Topic: Provable Algorithms for Statistical Challenges in Data Driven Decision Making

Speaker: Yuhao Wang, Massachusetts Institute of Technology

Time and Date: 11:00 am – 12:00 pm, January 18, 2019

Venue: Room 110, Zhi Xin Building

 

 

 Abstract:

 

Data-driven decision making is now becoming increasingly important in various disciplines, including health care, finance and business analytics. To make data-driven decisions in large-scale systems, learning the statistical associations of different elements is not sufficient. Algorithms need to be equipped with the ability to learn the underlying causal mechanism.

 

Meanwhile, intelligent decision making also requires us to effectively incorporate domain knowledge from various application domains to improve the statistical efficiency as well as the robustness of existing statistical methods. Probabilistically, such domain knowledge can be incorporated as structural constraints on the underlying distribution.

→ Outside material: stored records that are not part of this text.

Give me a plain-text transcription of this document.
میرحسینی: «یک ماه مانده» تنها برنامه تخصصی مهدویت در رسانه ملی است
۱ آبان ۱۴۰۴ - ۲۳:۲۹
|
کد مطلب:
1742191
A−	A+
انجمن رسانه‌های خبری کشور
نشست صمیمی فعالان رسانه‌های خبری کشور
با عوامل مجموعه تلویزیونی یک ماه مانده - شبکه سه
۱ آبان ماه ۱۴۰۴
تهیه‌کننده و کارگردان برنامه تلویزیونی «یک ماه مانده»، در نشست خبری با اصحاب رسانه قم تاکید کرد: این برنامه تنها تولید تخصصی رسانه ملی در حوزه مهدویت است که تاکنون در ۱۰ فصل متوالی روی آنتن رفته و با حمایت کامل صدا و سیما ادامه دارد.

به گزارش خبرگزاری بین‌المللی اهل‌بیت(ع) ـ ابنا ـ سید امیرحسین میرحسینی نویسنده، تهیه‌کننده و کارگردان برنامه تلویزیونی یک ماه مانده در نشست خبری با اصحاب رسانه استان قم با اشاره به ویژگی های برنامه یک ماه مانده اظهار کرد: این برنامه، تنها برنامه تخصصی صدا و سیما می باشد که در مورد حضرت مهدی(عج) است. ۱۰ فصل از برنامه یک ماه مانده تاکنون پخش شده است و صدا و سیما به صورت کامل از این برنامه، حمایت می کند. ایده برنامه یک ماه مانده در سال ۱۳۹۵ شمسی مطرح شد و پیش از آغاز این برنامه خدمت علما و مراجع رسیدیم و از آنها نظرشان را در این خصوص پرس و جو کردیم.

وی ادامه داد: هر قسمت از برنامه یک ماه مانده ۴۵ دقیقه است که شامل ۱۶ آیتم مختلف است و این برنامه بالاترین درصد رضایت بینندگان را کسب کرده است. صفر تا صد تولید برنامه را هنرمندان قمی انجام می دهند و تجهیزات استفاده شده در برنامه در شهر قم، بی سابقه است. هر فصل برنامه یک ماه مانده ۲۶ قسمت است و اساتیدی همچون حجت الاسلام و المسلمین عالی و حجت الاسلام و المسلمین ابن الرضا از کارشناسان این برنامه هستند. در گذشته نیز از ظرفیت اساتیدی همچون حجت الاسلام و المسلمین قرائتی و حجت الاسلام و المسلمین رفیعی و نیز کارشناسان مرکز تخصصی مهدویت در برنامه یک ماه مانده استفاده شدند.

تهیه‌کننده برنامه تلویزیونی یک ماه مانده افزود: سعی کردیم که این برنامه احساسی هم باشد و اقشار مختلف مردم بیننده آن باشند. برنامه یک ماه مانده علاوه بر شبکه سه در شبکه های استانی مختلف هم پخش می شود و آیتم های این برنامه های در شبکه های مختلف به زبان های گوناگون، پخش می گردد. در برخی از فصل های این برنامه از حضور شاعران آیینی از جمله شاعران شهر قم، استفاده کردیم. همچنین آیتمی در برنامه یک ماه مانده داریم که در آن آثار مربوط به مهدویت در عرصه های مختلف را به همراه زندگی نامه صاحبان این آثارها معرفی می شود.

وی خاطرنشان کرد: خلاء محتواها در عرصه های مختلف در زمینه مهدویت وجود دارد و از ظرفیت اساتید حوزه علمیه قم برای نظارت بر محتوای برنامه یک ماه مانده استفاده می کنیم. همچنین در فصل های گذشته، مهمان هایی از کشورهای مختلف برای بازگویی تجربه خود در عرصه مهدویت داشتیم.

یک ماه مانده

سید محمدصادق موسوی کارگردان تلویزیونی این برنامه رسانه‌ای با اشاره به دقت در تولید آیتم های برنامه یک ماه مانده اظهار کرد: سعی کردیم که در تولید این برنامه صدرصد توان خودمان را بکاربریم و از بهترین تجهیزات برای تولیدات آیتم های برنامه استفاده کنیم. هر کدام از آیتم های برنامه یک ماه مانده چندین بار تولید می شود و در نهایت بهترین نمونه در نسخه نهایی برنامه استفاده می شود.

Exploiting these underlying structures calls for new statistical methods for inference with various distributional constraints.

 

In this talk, I will present my recent progresses for addressing the two fundamental statistical challenges stated above, namely 1) establishing the underlying causal mechanism in complex systems, and 2) incorporating structural constraints to statistical inference.

 

Biography:

 

Yuhao Wang is a 5-th year Ph.D. student at Laboratory for Information & Decision Systems at MIT working with Professor Caroline Uhler. Before joining MIT, he got his bachelor from Tsinghua University. Yuhao is primarily interested in computational and statistical challenges in causal inference, high-dimensional statistics and nonparametric statistics. Yuhao is now working on a variety of research projects, including learning causal graphical models and shape restricted density estimation.